‘Revitalize economy, prevent WWIII:’ Japanese mass murder suspect reveals motives in warning letter
Satoshi Uematsu promised to “obliterate 470 disabled people” in the letters he wrote in February and then attempted to pass to the speaker of Japan’s lower house of parliament.
“I am fully aware that my remark is eccentric. However, thinking about the tired faces of guardians, the dull eyes of caregivers working at the facility, I am not able to contain myself, and so I decided to take action today for the sake of Japan and the world,” he wrote, as quoted by AP.
“My reasoning is that I may be able to revitalize the world economy and I thought it may be possible to prevent World War III.”
“The act will be carried out speedily and definitely without harming the staff. After wiping out the 260 people in two facilities, I will turn myself in,” the letter goes on.
“My goal is a world in which the severely disabled can be euthanized, with their guardians’ consent, if they are unable to live at home and be active in society,” Uematsu wrote, apparently trying to explain his goal.
The letter had raised concerns and Uematsu was committed to hospital on February 19 for almost two weeks after local police contacted him. Lab tests showed that he had used marijuana and suffered from paranoia, NHK public TV reported.
He was discharged on March 2 because his doctors believed that his condition had improved, a local official told Reuters.
“This was not an impulsive crime ... He went in the dark of the night, opened one door at a time, and stabbed sleeping people one by one,” Yuji Kuroiwa, the governor of Kanagawa prefecture where the facility is located, said. “I just can’t believe the cruelty of this crime. We need to prevent this from ever happening again.”

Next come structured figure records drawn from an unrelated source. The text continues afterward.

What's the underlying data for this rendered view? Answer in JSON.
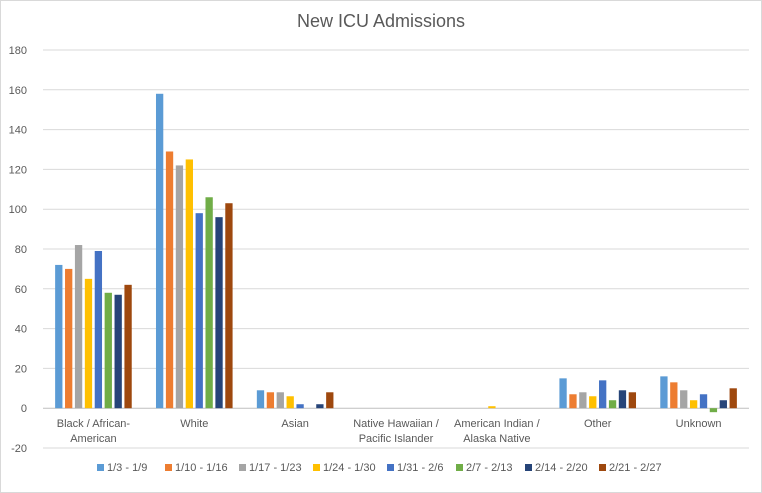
{
  "chart_data": {
    "type": "bar",
    "title": "New ICU Admissions",
    "xlabel": "",
    "ylabel": "",
    "ylim": [
      -20,
      180
    ],
    "yticks": [
      -20,
      0,
      20,
      40,
      60,
      80,
      100,
      120,
      140,
      160,
      180
    ],
    "grid": true,
    "legend_position": "bottom",
    "categories": [
      [
        "Black / African-",
        "American"
      ],
      [
        "White"
      ],
      [
        "Asian"
      ],
      [
        "Native Hawaiian /",
        "Pacific Islander"
      ],
      [
        "American Indian /",
        "Alaska Native"
      ],
      [
        "Other"
      ],
      [
        "Unknown"
      ]
    ],
    "series": [
      {
        "name": "1/3 - 1/9",
        "color": "#5B9BD5",
        "values": [
          72,
          158,
          9,
          0,
          0,
          15,
          16
        ]
      },
      {
        "name": "1/10 - 1/16",
        "color": "#ED7D31",
        "values": [
          70,
          129,
          8,
          0,
          0,
          7,
          13
        ]
      },
      {
        "name": "1/17 - 1/23",
        "color": "#A5A5A5",
        "values": [
          82,
          122,
          8,
          0,
          0,
          8,
          9
        ]
      },
      {
        "name": "1/24 - 1/30",
        "color": "#FFC000",
        "values": [
          65,
          125,
          6,
          0,
          1,
          6,
          4
        ]
      },
      {
        "name": "1/31 - 2/6",
        "color": "#4472C4",
        "values": [
          79,
          98,
          2,
          0,
          0,
          14,
          7
        ]
      },
      {
        "name": "2/7 - 2/13",
        "color": "#70AD47",
        "values": [
          58,
          106,
          0,
          0,
          0,
          4,
          -2
        ]
      },
      {
        "name": "2/14 - 2/20",
        "color": "#264478",
        "values": [
          57,
          96,
          2,
          0,
          0,
          9,
          4
        ]
      },
      {
        "name": "2/21 - 2/27",
        "color": "#9E480E",
        "values": [
          62,
          103,
          8,
          0,
          0,
          8,
          10
        ]
      }
    ]
  }
}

Police have yet to officially comment on the motive behind the massacre. Uematsu was perceived as a decent and modest young man by his neighbors, who are now trying to put things together and get over the shock.
“It would be easier to understand if there had been a warning but there were no signs,” said Akihiro Hasegawa, 73, who described Uematsu as a polite man who always greeted him with a smile, Reuters reported. “We didn’t know the darkness of his heart,” he added.
“This is a peaceful, quiet town so I never thought such an incident would happen here,” said one of the residents who began gathering at the facility after the incident.
“That kind of person can’t defend themselves,” said another resident referring to those killed. “That’s why so many died. It makes you weep to think of somebody just murdering them.”
The killing spree took place at the Tsukui Yamayuri-En facility in Sagamihara town, about 25 miles (40km) southwest of Tokyo. The knife-wielding man killed 19 patients and injured 25.
By the time the attack had stopped, Uematsu reportedly posted a tweet that went: “I hope for world peace. Beautiful Japan!!!!!!”
Mass killings are very rare in Japan and most often involve knives or other types of cold weapons since the country has severe gun laws that restrict the public from possessing firearms.